Practical Steps for Directors

There are several practical steps directors can take to demonstrate compliance with their duties. Boards should consider the following actions:

  • Call regular board meetings specifically aimed at addressing COVID-19-related issues. Robust decision making by a well-informed and prudent board of directors will put the company and its shareholders in a favourable position. Given the rapidly changing landscape, decisions that have been made and initiatives that have been implemented should be reviewed to ensure that they remain the correct course of action. Full and accurate board minutes should be taken to help demonstrate how key issues were debated and considered, and the basis on which decisions were ultimately made.
  • Obtain full and up-to-date financial information. Directors must ensure they have up-to-date financial information. Staffing arrangements and staff illness could present challenges in relation to gathering this information, but directors will need up-to-date data and might want to obtain verification by auditors in some circumstances (including cash flow).
  • Adaption rather than suspension. Directors should consider whether their company’s products and services could be adapted to provide assistance to public health bodies or to meet the changing needs of consumers. Examples of such adaption include the VentilatorChallengeUK Consortium, manufacturers repurposing lines to make protective equipment for medical professionals or hand sanitisers, and service providers whose normal customers are in the hospitality and leisure industry exploring whether they can provide similar services to the NHS.
  • Obtain professional advice.
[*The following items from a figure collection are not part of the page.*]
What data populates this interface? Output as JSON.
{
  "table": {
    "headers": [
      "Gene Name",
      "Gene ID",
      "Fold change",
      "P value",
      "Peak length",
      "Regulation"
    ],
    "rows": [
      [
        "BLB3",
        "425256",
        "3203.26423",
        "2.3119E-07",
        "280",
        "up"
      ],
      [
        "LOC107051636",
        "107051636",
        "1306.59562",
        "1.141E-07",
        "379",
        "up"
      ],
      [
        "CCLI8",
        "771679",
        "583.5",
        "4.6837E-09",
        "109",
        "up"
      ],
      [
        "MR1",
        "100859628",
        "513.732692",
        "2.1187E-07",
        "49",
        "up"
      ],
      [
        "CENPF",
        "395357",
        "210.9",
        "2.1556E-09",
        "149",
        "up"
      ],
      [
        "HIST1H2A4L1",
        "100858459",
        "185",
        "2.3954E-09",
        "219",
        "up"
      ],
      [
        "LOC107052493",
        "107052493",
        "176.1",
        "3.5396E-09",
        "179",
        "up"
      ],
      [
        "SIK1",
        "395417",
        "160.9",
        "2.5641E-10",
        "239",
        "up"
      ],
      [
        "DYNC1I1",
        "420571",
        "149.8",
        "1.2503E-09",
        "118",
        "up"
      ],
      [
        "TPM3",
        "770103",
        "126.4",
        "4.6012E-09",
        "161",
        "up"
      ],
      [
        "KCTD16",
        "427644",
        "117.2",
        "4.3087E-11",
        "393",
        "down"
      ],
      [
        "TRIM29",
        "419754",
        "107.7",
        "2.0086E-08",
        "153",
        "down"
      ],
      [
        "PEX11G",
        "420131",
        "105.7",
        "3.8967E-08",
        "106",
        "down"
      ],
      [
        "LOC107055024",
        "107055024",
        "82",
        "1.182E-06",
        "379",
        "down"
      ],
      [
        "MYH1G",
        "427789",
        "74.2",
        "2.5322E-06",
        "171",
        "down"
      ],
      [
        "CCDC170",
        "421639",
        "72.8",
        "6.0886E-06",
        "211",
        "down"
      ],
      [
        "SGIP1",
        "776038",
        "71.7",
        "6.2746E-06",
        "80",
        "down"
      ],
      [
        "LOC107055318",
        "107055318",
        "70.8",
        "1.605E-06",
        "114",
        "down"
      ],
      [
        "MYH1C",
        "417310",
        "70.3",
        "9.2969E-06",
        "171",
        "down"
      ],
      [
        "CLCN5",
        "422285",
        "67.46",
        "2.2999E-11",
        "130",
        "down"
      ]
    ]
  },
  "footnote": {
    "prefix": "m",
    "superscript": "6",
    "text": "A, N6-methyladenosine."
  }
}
Advisers can provide a different perspective and can share valuable insights in terms of options and approaches that are being adopted by other business and in other sectors. When considering directors’ liability, courts will take a sympathetic view of directors who have acted honestly, reasonably and sensibly, particularly if the board has obtained specialist financial and legal advice on valuations and strategies for minimising loss to creditors.
  • Health and safety. Businesses will need to assess whether their health and safety practices need to be adjusted in order to comply with the Social Distancing in the Workplace principles published by Public Health England to allow operations to continue while protecting employees. From a practical perspective, employers may also need to ensure that they have additional staffing capacity in the event that some staff cannot work due to illness or illness within their household. This might be achieved by asking employees to agree to different shift or working patterns, or even asking part time employees to increase their hours.

Conclusion

The fundamental principles that directors should follow in making decisions have not changed, but the current circumstances present directors with increasingly challenging decisions. From a practical perspective, directors can take comfort that they will likely only be in breach if they have acted with a lack of integrity or done something that no reasonable director would have done. Directors cannot avoid the fact that decisions taken now could be scrutinised later with hindsight bias. However, they are considerably less likely to be challenged if they can demonstrate that, in making decisions, they had regard to their duties and considered each of the options on their merits in light of the company’s specific circumstances.